The activist qualities of art

EDITORIAL


The Oscars have never really been my bag but I did watch most of the telecast on Feb 22. First among my reasons for watching this year were the nominations for Milk.

The film is most often presented or written about by critics and pundits as a simple story about a protagonist from humble origins who overcomes adversity against the odds. It’s a ubiquitous story form in American mass-market cinema.

But Milk is so much more than that.

Part of what seems lost on most audiences, including some gay ones, is that Milk is a fascinating examination of the power of activism; not just as an historical record but as a real case study of how small groups of people with little more than passion can make big things happen. It is so very difficult to effect positive change when most of the world either has an irrational hate-on for you or, worse, just doesn’t care whether you live or die.

That essence of activism in the film seems on the face of it somewhat lost even on director Gus Van Sant.

“I was never an activist, and I can’t say that I am now,” he told writer Gerald Hannon in Xtra in November. “I’m more of a hermit artist.”

Van Sant even denied then, a bit implausibly in my view, that his films are political.

“I don’t think so,” he said. “They’re challenging conventions of hero and antihero, and challenging what’s moral and immoral.”

Great art is political in its essence and I can’t think of two abstractions more politically charged than antiheroism and morality, but when you’re Gus Van Sant you can say whatever you want about your work and be absolutely right. Perhaps he just doesn’t like the word “activism.”

Over the years I’ve come to believe strongly that the most interesting artists sometimes have (unwittingly or not) a more sophisticated approach to political activism than do those who consider themselves pure political activists.

Artists often seem to me better at effecting positive change in the world — more effective at turning hearts and minds — than journalists or overt protestors.
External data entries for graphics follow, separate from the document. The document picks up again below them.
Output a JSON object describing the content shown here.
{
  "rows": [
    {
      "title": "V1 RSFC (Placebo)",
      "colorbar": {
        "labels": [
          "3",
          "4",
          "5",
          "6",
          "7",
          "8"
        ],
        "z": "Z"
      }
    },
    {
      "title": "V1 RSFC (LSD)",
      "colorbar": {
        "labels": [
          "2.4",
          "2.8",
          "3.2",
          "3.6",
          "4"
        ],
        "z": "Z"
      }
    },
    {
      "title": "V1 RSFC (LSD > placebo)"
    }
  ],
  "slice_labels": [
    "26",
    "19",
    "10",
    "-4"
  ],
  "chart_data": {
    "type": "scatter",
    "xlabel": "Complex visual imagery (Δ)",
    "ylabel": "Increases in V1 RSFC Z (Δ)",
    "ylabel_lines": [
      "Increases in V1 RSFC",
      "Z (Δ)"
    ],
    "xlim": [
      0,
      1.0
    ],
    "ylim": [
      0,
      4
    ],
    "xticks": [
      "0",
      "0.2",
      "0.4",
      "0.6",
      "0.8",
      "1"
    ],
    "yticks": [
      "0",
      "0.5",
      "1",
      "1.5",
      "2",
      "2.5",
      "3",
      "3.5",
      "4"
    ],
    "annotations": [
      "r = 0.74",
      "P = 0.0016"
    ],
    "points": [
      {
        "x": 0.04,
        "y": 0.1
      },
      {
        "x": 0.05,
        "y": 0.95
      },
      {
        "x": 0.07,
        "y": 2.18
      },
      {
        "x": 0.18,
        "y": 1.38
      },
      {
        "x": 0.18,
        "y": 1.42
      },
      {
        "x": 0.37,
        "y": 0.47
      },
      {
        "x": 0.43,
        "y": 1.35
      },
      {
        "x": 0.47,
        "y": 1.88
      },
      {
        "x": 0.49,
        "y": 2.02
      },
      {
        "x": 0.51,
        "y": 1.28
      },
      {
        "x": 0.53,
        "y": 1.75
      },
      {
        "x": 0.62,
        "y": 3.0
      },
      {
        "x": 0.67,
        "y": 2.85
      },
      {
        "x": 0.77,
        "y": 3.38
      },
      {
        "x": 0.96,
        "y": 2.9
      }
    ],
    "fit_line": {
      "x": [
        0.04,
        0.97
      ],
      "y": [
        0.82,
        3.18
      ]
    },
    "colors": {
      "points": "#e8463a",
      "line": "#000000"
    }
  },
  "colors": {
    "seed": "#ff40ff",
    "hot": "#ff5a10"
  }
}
I’ve found that one of the marks of a good journalist, for example, is an internal struggle between artistic expression and the journalistic framework. When I hear a news or feature writer say, “There’s just more to this story that needs to be told but journalistic standards of truth, fairness, accuracy and timeliness are holding it back. Maybe I should write a play or a novel,” I know they’re beginning to see that issues and gay experiences transcend media. I know I’m talking to an artist/activist.

 

Take Dustin Lance Black, the brilliant young screenwriter who penned Milk. He was inspired to write the story after seeing the documentary — a journalistic work — The Times of Harvey Milk.
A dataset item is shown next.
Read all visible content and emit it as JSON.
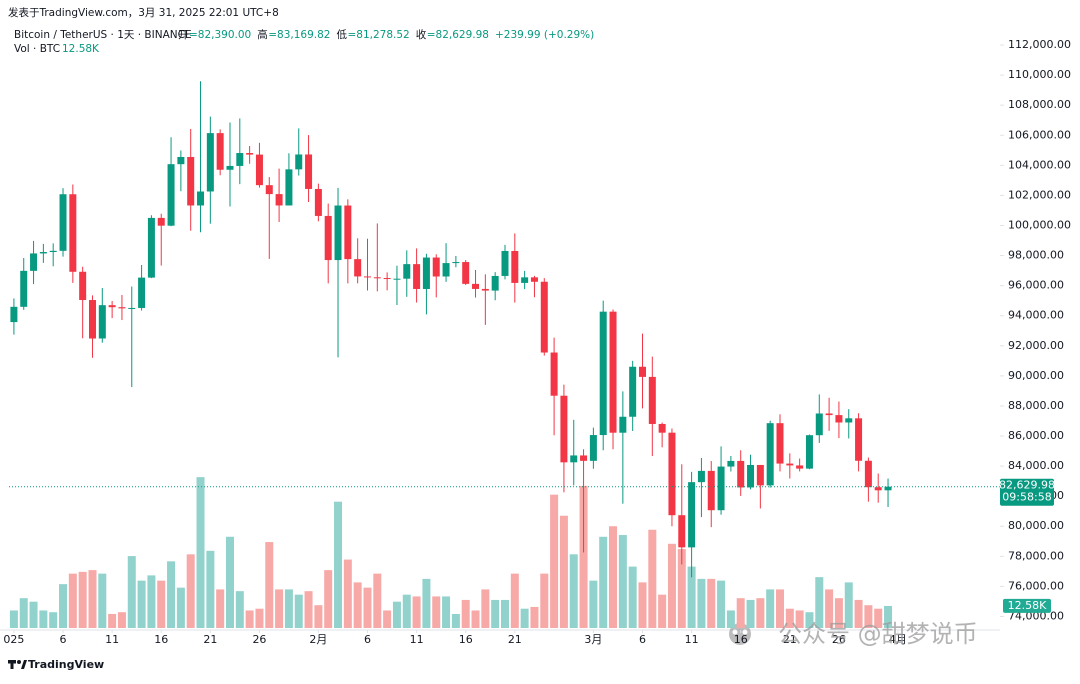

Black, an American gay guy from a conservative religious background, took the opportunity in his Oscar acceptance speech (he won for best original screenplay) to make a powerful political statement:

“When I was 13 years old my beautiful mother and my father moved me from a conservative Mormon home in San Antonio, Texas to California and I heard the story of Harvey Milk,” he said. “It gave me hope, it gave me the hope to live my life…. Most of all if Harvey had not been taken from us 30 years ago I think he’d want me to say to all of the gay and lesbian kids out there tonight who have been told they are less-than by their churches or by the government or by their families that you are beautiful wonderful creatures of value.”